Opvallende afwezige in het rijtje ‘belangrijkste verdachten’ is de klimaatverandering. De opwarming van de aarde wordt niet tot de ergste boosdoeners gerekend. In Frankrijk is het warmer en leven meer insectensoorten, zegt Biesmeijer. “Als het hier warmer wordt en wij doen ons best, dan zullen er vanuit het zuiden meer soorten naar ons land komen dan er verdwijnen.” Toch is dit niet alleen maar goed nieuws. “De soorten die oprukken zijn soorten die snel van klimaatverandering kunnen profiteren en dus soorten die je overal ziet. De soorten die verdwijnen, zijn de speciale soorten. De natuur wordt homogener, terwijl de natuur bestaat bij de gratie van diversiteit. Die geeft organismen kracht, weerstand en aanpassingsvermogen. Dat verlies je.”

Cruciale functies

Insecten zijn van essentieel belang voor de natuur en voor de mens. Ze vervullen cruciale functies: ze worden gegeten door vogels, reptielen en amfibieën, ze bestuiven landbouwgewassen en wilde planten, ze ruimen organisch materiaal op. 80 procent van alle wilde planten en 60 procent van alle vogels is afhankelijk van insecten. Uit een onderzoek in het regenwoud van Puerto Rico, gedaan over een periode van dertig jaar, kwam een afname van de hoeveelheid insecten naar voren die in dezelfde orde ligt als de Duitse studie. De onderzoekers registreerden tegelijkertijd een sterke achteruitgang van het aantal insectenetende vogels, hagedissen en kikkers.
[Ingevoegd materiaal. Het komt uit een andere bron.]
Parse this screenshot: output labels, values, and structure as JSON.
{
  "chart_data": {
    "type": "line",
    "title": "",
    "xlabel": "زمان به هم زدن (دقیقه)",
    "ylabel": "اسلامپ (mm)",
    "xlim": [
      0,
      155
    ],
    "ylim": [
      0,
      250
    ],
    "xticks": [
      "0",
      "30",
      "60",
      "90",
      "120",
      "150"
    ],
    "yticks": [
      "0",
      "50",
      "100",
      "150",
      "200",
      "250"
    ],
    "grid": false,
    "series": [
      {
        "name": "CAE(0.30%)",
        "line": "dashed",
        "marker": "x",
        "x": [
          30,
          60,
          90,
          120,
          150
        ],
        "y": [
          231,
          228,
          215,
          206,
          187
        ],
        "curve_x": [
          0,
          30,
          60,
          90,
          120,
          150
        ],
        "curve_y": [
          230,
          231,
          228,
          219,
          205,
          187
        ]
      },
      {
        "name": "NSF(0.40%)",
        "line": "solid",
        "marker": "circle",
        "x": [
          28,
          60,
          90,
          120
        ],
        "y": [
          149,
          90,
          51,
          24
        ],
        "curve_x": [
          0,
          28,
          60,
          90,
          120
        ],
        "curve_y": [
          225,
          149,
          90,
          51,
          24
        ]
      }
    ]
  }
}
Of het over de hele wereld even slecht gaat met de insecten, is moeilijk te zeggen. De meeste wetenschappelijke informatie is afkomstig van studies die zijn gedaan in West-Europa en Noord-Amerika. Hoe kleiner de beestjes, hoe lastiger het tellen. Vaststaat dat de gegevens die we wel hebben verontrustend zijn. Dicke: “We kijken naar de kanarie in de kolenmijn en zien dat dingen radicaal moeten veranderen.”